In another attempt to curb opioid abuse, doctors in New York will soon quit the paper prescriptions and switch to issuing digital ones under a new state law.
According to The New York Times, this legislation will make New York a pioneer state in mandating digital prescriptions and charging doctors who won’t comply. The law goes into effect starting March 27th.
This particular mandate is part of a broader law named I-Stop, passed in 2012 as a response to the NY’s increasing opioid abuse issue. The New York State Health Department reported a sharp growth in opioid-related deaths over the past ten years.
At the same time, it is somewhat disturbing that the number of prescriptions issued between 2013 and 2014 for controlled substances (27 million) was 7 million higher than the number of state residents.
Authorities hope to reduce error and fraud by eliminating paper pads and handwritten prescriptions of the equation. Patients will no longer be able to modify a doctor’s note before heading to a pharmacy.
The creation of a digital registry containing all patients’ prescriptions was also part of I-Stop. Having gone into effect in 2013, the registry was to be consulted by doctors before prescribing controlled substances.
New York Attorney General Eric Schneiderman told the press that “paper prescriptions had become a form of criminal currency that could be traded even more easily than the drugs themselves.”
The incidence of these crimes should be curbed by switching to a system of e-prescribing; also, the law should reduce errors that come from the “misinterpretation of handwriting on good-faith prescriptions.”
But the transition is not as smooth as authorities hoped it would be.
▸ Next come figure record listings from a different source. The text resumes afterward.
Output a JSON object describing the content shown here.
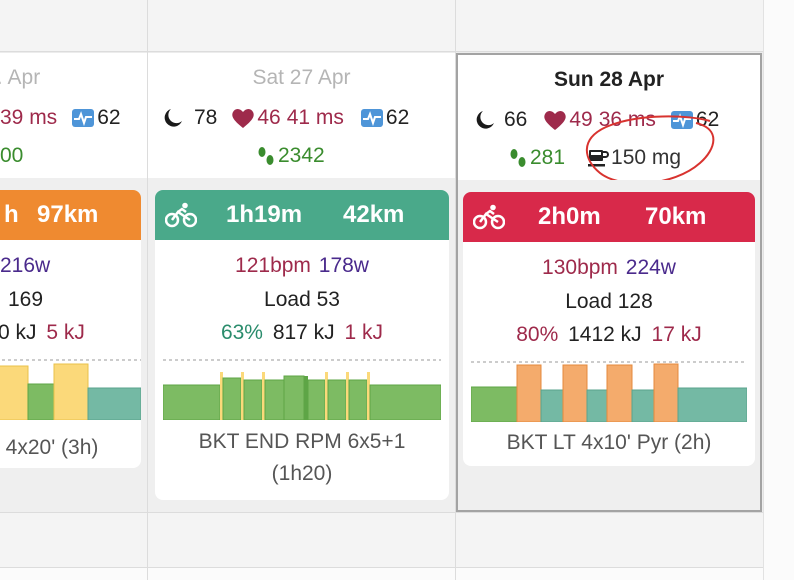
{
  "days": [
    {
      "date": "Apr",
      "hrv_ms": "39 ms",
      "resting": "62",
      "steps": "00",
      "workout": {
        "duration": "h",
        "distance": "97km",
        "watts": "216w",
        "load": "169",
        "energy_kj": "0 kJ",
        "energy2_kj": "5 kJ",
        "title": "4x20' (3h)",
        "color": "#ef8a30"
      }
    },
    {
      "date": "Sat 27 Apr",
      "sleep": "78",
      "hr": "46",
      "hrv_ms": "41 ms",
      "resting": "62",
      "steps": "2342",
      "workout": {
        "duration": "1h19m",
        "distance": "42km",
        "bpm": "121bpm",
        "watts": "178w",
        "load": "Load 53",
        "pct": "63%",
        "energy_kj": "817 kJ",
        "energy2_kj": "1 kJ",
        "title_line1": "BKT END RPM 6x5+1",
        "title_line2": "(1h20)",
        "color": "#4aa98a"
      }
    },
    {
      "date": "Sun 28 Apr",
      "sleep": "66",
      "hr": "49",
      "hrv_ms": "36 ms",
      "resting": "62",
      "steps": "281",
      "caffeine": "150 mg",
      "workout": {
        "duration": "2h0m",
        "distance": "70km",
        "bpm": "130bpm",
        "watts": "224w",
        "load": "Load 128",
        "pct": "80%",
        "energy_kj": "1412 kJ",
        "energy2_kj": "17 kJ",
        "title": "BKT LT 4x10' Pyr (2h)",
        "color": "#d8294a"
      }
    }
  ],
  "colors": {
    "zone_green": "#7dbb63",
    "zone_teal": "#74b9a4",
    "zone_yellow": "#fbd97a",
    "zone_orange": "#f4ab6c",
    "annotation": "#d8332f"
  },
  "icons": {
    "sleep": "moon-icon",
    "hr": "heart-icon",
    "hrv": "hrv-icon",
    "steps": "footsteps-icon",
    "caffeine": "coffee-cup-icon",
    "activity": "bike-icon"
  }
}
According to the Times, only 60 percent of the state’s prescribers were ready to move to electronic prescriptions as of January. Plenty of health systems had to ask for more time before they could comply.
When the doctor writes a prescription, the patient has to choose a pharmacy early; should the selected store be out of medication, the patient’s prescription will be canceled, and the doctor will re-issue it.
Minnesota is another city working in adopting the e-prescription law, but New York is more determined – NY physicians who don’t comply are setting themselves up for fines or even jail.
As a result, hospitals and doctors are rushing to get registered for the program and get in line with the extra security steps that are now required to prescribe opioid-based medications.